Mercury Rising 鳯女

Politics, life, and other things that matter

Coming soon to your community: corporate (or criminal) rule

Posted by Charles II on July 27, 2011

Adrienne (via Brother John) links this on Honduras’ “Charter Cities,” in which Hondurans cede control over their own territory to… whoever! It’s not out of the question to have a “Charter City” for each of the narcotics cartels.

But in many ways, Honduras’ “Charter Cities” is done under better controls than Michigan’s takeovers of localities by “Emergency Managers.” The Michigan law is (in my layman’s opinion) written very vaguely, such that towns could be signed over to…whoever…with even less oversight. A preliminary review can be triggered by an alphabet soup of conditions, including this gem:

The existence of other facts or circumstances that in the state treasurer’s sole discretion for a municipal government are indicative of municipal financial stress, or, that in the superintendent of public instruction’s sole discretion for a school district are indicative of school district financial stress.

Then a fundamentally political process proceeds:

the governor shall appoint a review team for that municipal government consisting of the state treasurer or his or her designee, the director of the department of technology, management, and budget or his or her designee, a nominee of the senate majority leader, and a nominee of the speaker of the house of representatives. The governor may appoint other state officials or other persons with relevant professional experience to serve on a review team to undertake a municipal financial management review.[and a similar process for schools]

And then? An Emergency Manager is appointed and basically, the law ceases to exist in that jurisdiction. Elected representatives no longer have any power, since they serve at the pleasure of the Emergency Manager. Unions? Forget about them! Have a contract with the city? Too bad! All of the civil mechanisms that serve as brakes on bad governance are stripped away, with the sole power to the will of the Governor residing in the courts… which are notoriously conservative and unwilling to engage the other branches of government. Your “Emergency Manager” could even, in theory, be Corporation Corrections of America(*). The law is just that vague!

It’s true that the way the law is written, it can only turn truly foul if all branches of government are in the hands of one party. But that’s where Michigan is, God help ’em. At least Honduras thinks it has to give some measure of deference to international norms, even if it’s only window dressing.

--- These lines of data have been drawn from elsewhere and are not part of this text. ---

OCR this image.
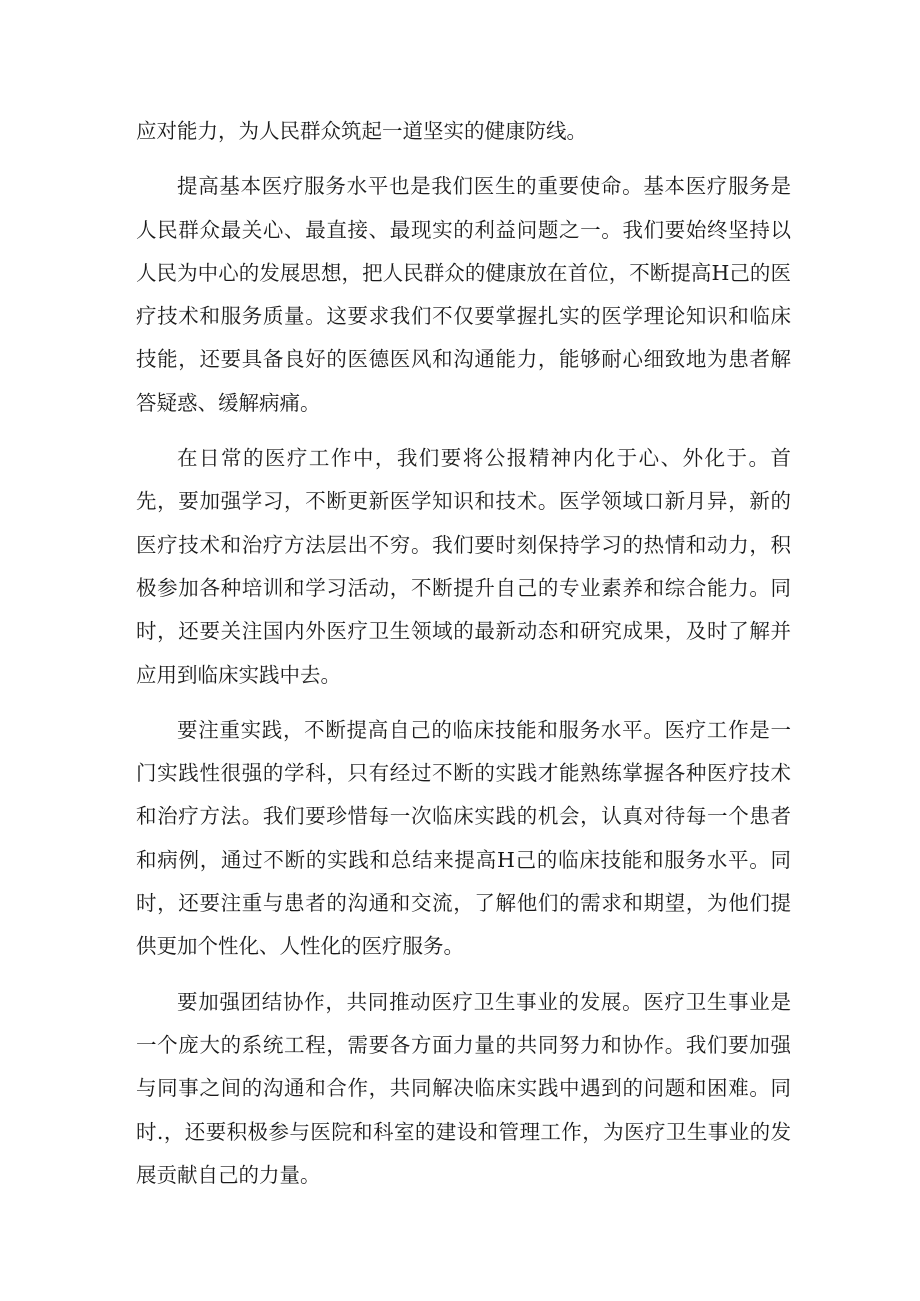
应对能力，为人民群众筑起一道坚实的健康防线。

提高基本医疗服务水平也是我们医生的重要使命。基本医疗服务是人民群众最关心、最直接、最现实的利益问题之一。我们要始终坚持以人民为中心的发展思想，把人民群众的健康放在首位，不断提高H己的医疗技术和服务质量。这要求我们不仅要掌握扎实的医学理论知识和临床技能，还要具备良好的医德医风和沟通能力，能够耐心细致地为患者解答疑惑、缓解病痛。

在日常的医疗工作中，我们要将公报精神内化于心、外化于。首先，要加强学习，不断更新医学知识和技术。医学领域口新月异，新的医疗技术和治疗方法层出不穷。我们要时刻保持学习的热情和动力，积极参加各种培训和学习活动，不断提升自己的专业素养和综合能力。同时，还要关注国内外医疗卫生领域的最新动态和研究成果，及时了解并应用到临床实践中去。

要注重实践，不断提高自己的临床技能和服务水平。医疗工作是一门实践性很强的学科，只有经过不断的实践才能熟练掌握各种医疗技术和治疗方法。我们要珍惜每一次临床实践的机会，认真对待每一个患者和病例，通过不断的实践和总结来提高H己的临床技能和服务水平。同时，还要注重与患者的沟通和交流，了解他们的需求和期望，为他们提供更加个性化、人性化的医疗服务。

要加强团结协作，共同推动医疗卫生事业的发展。医疗卫生事业是一个庞大的系统工程，需要各方面力量的共同努力和协作。我们要加强与同事之间的沟通和合作，共同解决临床实践中遇到的问题和困难。同时.，还要积极参与医院和科室的建设和管理工作，为医疗卫生事业的发展贡献自己的力量。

Only comedians can get the situation correct:

The law stipulates that:

(a) The emergency manager shall have a minimum of 5 years’ experience and demonstrable expertise in business, financial, or local or state budgetary matters.

(b) The emergency manager may but need not be a resident of the local government.

(c) The emergency manager shall be an individual.

(d) Except as otherwise provided in this subdivision, the emergency manager shall serve at the pleasure of the governor. An emergency manager is subject to impeachment and conviction by the legislature as if he or she were a civil officer under section 7 of article XI of the state constitution of 1963. A vacancy in the office of emergency manager shall be filled in the same manner as the original appointment.

(e) The emergency manager’s compensation and reimbursement for actual and necessary expenses shall be paid by the local government and shall be set forth in a contract approved by the state treasurer. The contract shall be posted on the department of treasury’s website within 7 days after the contract is approved by the state treasurer.

The provision that the emergency manager shall be “an individual” might seem to exclude corporations. However, (a) a contractor or employee of a corporation would certainly qualify, and (b) US law increasingly recognizes corporations as individuals, possessing for example free speech rights.